Ho Ho Ho, It’s Christmas Time Again!

The story behind Santa Claus or Father Christmas has intrigued many kids across the globe. Father Christmas has become the icon of generosity during the festive season. In developed economies, the retail sector can record and assess the performance of sales made during the festive season.

The commercialisation of the Christmas holiday has been a subject of intense interest. Unfortunately, Zimbabwe’s retail sector finds itself in an unenviable position. Pricing has become a thorn in the flesh for them and consumers are feeling the heat.

Annus horribilis! The curtain comes down on 2019 in less than a fortnight and what a turbulent year it was. The year saw the country experiencing one of its worst droughts in living memory, a devastating cyclone left many dead, and clashes between hard-pressed citizens and authorities left dozens lifeless, according to rights groups.

For many, living in Zimbabwe has become more like camping – running water is a luxury and firewood is used to prepare meals. No wonder, domestic tourism this year is expected to take a knock due to fuel shortages and general price increases. In short not many are looking forward to Santa Claus’ Ho Ho Ho signature laugh!

While consumers have expressed despair on the country’s economic outlook, many companies are going on their annual shut down more pessimistic about the future. Why? This year, companies and households have experienced power cuts that have lasted, and still last, for 18 hours daily due to low generation capacity at the Kariba Dam because of a low water level and aging equipment at Hwange Power Station.

The perennial foreign currency crisis worsened during the course of the year as shown by the movement of the rates on the interbank and parallel markets.

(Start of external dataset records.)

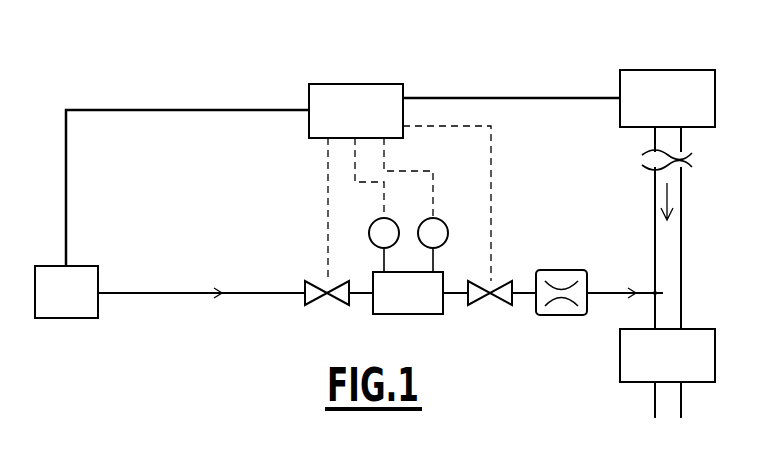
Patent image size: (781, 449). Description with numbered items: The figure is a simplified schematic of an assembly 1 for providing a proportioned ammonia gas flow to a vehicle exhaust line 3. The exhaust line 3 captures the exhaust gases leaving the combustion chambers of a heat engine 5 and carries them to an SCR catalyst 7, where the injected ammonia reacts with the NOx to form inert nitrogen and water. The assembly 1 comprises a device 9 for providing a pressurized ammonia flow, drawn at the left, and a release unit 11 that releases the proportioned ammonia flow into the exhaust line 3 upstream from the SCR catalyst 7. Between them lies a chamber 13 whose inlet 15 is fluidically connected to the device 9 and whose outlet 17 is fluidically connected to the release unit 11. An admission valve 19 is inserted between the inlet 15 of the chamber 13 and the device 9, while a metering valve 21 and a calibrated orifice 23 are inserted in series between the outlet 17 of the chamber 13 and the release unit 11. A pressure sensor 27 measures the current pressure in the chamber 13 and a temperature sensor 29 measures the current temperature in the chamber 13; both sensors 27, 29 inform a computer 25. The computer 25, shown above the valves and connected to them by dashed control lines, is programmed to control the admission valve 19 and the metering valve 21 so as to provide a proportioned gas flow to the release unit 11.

The assembly 1 is at (108, 92).
The exhaust line 3 is at (698, 217).
The heat engine 5 is at (665, 83).
The SCR catalyst 7 is at (700, 359).
The device for providing a pressurized ammonia flow 9 is at (50, 272).
The release unit 11 is at (663, 292).
The chamber 13 is at (420, 314).
The inlet 15 is at (375, 312).
The outlet 17 is at (457, 295).
The admission valve 19 is at (327, 296).
The metering valve 21 is at (490, 296).
The calibrated orifice 23 is at (565, 270).
The computer 25 is at (370, 84).
The pressure sensor 27 is at (369, 245).
The temperature sensor 29 is at (448, 231).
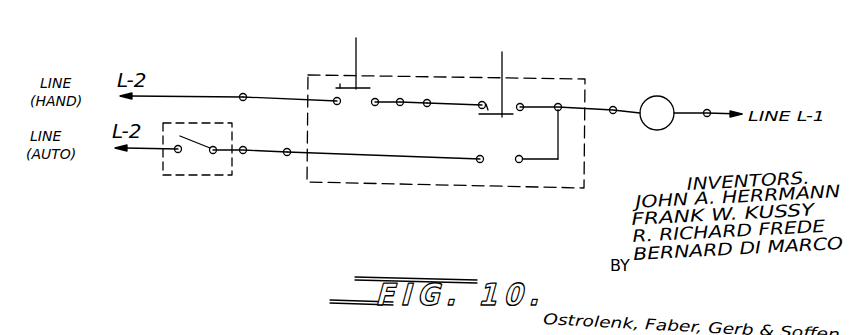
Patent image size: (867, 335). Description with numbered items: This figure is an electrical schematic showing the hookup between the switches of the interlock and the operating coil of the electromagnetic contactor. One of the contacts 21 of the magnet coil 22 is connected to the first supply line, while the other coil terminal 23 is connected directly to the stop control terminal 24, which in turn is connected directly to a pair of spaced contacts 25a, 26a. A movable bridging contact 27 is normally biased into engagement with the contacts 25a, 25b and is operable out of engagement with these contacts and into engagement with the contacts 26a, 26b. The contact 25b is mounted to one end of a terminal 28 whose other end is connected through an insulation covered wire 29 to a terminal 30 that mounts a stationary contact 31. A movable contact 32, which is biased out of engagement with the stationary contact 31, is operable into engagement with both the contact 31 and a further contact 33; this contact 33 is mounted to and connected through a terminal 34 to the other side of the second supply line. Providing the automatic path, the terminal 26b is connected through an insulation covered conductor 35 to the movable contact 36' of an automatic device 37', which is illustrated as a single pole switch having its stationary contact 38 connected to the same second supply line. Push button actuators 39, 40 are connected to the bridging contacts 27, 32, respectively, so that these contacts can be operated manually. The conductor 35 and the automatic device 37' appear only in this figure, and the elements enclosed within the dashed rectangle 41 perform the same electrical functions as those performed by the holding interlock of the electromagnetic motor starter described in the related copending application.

The contact 21 is at (724, 103).
The magnet coil 22 is at (666, 125).
The coil terminal 23 is at (615, 107).
The stop control terminal 24 is at (562, 104).
The contact 25a is at (522, 104).
The contact 25b is at (487, 102).
The contact 26a is at (516, 163).
The terminal 26b is at (484, 161).
The movable bridging contact 27 is at (481, 116).
The terminal 28 is at (430, 98).
The insulation covered wire 29 is at (424, 106).
The terminal 30 is at (397, 105).
The stationary contact 31 is at (372, 105).
The movable contact 32 is at (345, 80).
The contact 33 is at (347, 113).
The terminal 34 is at (246, 94).
The insulation covered conductor 35 is at (287, 156).
The movable contact 36' is at (201, 169).
The automatic device 37' is at (172, 155).
The stationary contact 38 is at (181, 153).
The push button actuator 39 is at (503, 66).
The push button actuator 40 is at (357, 50).
The dashed rectangle 41 is at (352, 183).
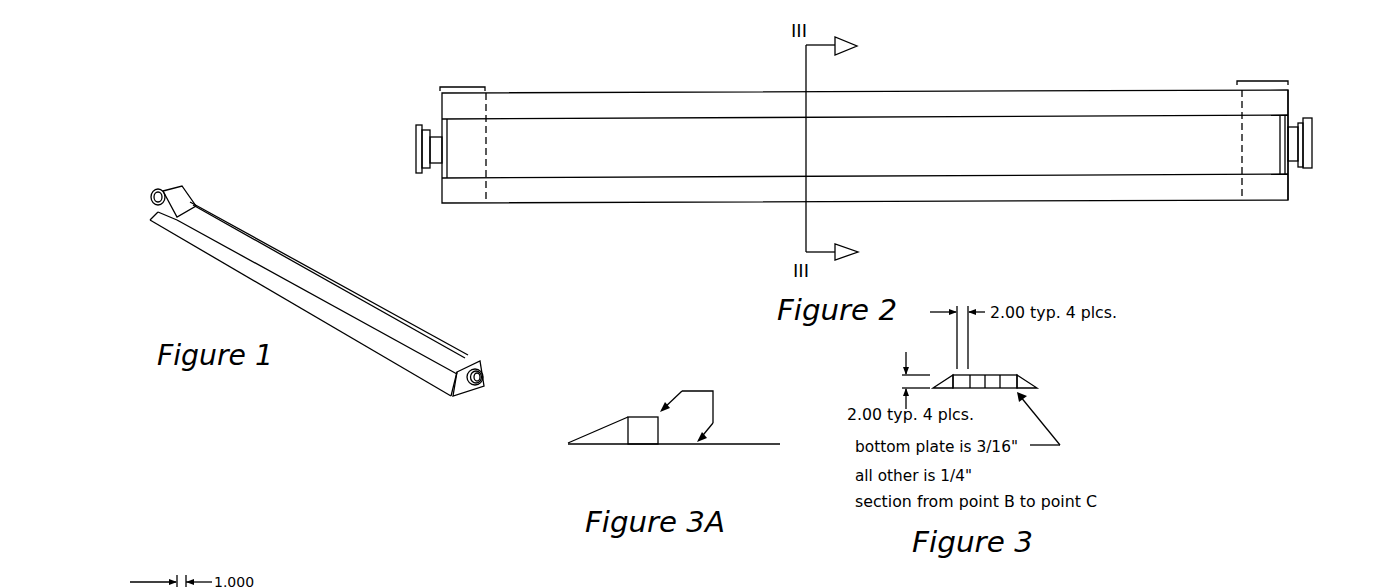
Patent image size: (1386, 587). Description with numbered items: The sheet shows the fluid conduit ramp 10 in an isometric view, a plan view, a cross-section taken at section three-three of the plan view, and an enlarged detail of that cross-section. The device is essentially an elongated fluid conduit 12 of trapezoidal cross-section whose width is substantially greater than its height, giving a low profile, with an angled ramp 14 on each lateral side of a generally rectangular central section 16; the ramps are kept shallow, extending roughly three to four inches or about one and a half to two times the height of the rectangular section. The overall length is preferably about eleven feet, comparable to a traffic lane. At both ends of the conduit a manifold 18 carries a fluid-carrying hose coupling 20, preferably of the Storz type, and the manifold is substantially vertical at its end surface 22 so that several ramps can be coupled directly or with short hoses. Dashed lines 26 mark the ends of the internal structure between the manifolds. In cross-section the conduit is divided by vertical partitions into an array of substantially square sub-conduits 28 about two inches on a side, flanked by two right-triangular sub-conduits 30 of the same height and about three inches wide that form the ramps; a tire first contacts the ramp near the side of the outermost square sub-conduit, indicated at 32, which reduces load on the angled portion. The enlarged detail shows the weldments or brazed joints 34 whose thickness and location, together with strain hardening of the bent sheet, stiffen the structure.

From 1:2.5 to the dollar on the interbank market, the rate has quickened to 1:16.5 after the government outlawed the multicurrency regime in June and restored the Zimbabwean dollar as the sole legal tender.

The Zimbabwean dollar was ditched in 2009 in favour of a multi-currency system dominated by the US dollar. In 2015, Mangudya demonetised the local unit. That the economy has returned to the hyperinflationary era has been evident from the rising prices. The Ministry of Finance would raise further dust after suspending annual inflation in June until February next year.

As Zimbabwe’s political actors open negotiations for a fresh round of talks to end the political impasse that has had ramifications on the social and political spheres, it is our hope that these talks will begin in earnest and also that national interest supersedes party interests. Zimbabwe cannot continue to be a case study of political intolerance.

2020 should usher in hope, not despair. We will be watching and reporting the story of Zimbabwe objectively. Finally, we would like to take this opportunity to thank our readers and advertisers for their continued support, after such a difficult and hectic year. We also acknowledge our competitors for keeping us on our toes.

We will be back soon. Happy holidays folks!